Segundo as autoras citadas, a situação se agrava com a Medida Provisória nº562 (Convertida em Lei nº12.695/2012) que altera o artigo 8º da Lei do FUNDEB, ao abrir a possibilidade de estender as matrículas na Educação Infantil por meio de parcerias público - privadas até o ano de 2016, quando se encerra o prazo legal do Fundo.

Uma outra questão que merece destaque é que,

Além do fato de que o custo/aluno/ano praticado pelo FUNDEB, especialmente para a etapa da creche, não cobrir o gasto realizado pelos municípios, ainda existe a questão da diferença a menos do recurso repassado às instituições conveniadas em troca de matrículas por ela assumidas. Existem evidências empíricas de que esse repasse insuficiente leva à precarização do trabalho nessas instituições, no que se refere à remuneração e às condições de trabalho dos profissionais que atuam com as crianças, bem como em relação aos insumos disponibilizados. (FLORES; SUSIN, 2013, p.240)
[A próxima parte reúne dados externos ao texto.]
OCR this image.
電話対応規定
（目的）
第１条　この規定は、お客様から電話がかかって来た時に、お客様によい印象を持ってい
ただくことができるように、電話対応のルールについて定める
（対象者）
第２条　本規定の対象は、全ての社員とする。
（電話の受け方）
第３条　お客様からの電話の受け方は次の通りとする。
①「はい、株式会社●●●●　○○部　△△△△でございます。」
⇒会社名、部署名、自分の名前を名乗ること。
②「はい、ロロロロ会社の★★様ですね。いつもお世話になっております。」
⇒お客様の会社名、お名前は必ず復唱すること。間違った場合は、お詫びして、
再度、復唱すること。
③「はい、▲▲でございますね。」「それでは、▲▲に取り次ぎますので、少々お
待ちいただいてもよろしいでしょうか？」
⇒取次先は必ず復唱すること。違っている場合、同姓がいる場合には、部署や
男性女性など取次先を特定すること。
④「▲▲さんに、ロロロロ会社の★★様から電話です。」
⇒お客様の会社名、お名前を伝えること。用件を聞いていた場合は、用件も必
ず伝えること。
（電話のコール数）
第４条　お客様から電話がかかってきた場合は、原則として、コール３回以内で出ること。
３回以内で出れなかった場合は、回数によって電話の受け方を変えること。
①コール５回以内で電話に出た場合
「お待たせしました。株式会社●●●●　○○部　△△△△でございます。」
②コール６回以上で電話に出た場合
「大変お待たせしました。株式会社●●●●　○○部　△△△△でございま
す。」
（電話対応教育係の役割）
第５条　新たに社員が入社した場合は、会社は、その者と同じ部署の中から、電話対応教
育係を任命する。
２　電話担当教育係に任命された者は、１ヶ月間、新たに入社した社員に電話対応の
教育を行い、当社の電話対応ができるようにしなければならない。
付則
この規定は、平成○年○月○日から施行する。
O desenvolvimento de uma política de Fundos, em detrimento de uma previsão de recursos que inverta a lógica de “redistribuição da miséria” ao considerar apenas um valor de custo-aluno inicial e não o do custo-aluno-qualidade como tem sido defendido nas Conferências de Educação, além de não garantir novos recursos para a educação pública ainda legitima as ações de parceria entre o poder público e a iniciativa privada como ocorre com o FUNDEB, o que leva a comunidade a sentir-se responsável pelo atendimento, fragilizando a luta pela oferta de uma educação infantil de qualidade.

Nos chama atenção o parágrafo único do Art. 4º da Lei do PNE no que se refere à base de dados a ser utilizada com vistas ao cumprimento das metas previstas em seu anexo. Como parâmetros a serem utilizados, além da Pesquisa Nacional por Amostra de Domicílios – PNAD, e do censo demográfico e censos nacionais da educação básica e superior, “o poder público buscará ampliar o escopo das pesquisas com fins estatísticos de forma a incluir informação detalhada sobre o perfil das populações de 4 (quatro) a 17 (dezessete) anos com deficiência”. Observa-se, portanto, que a educação de crianças na faixa etária de 0 a 3 anos fica secundarizada, não sendo prioridade do governo.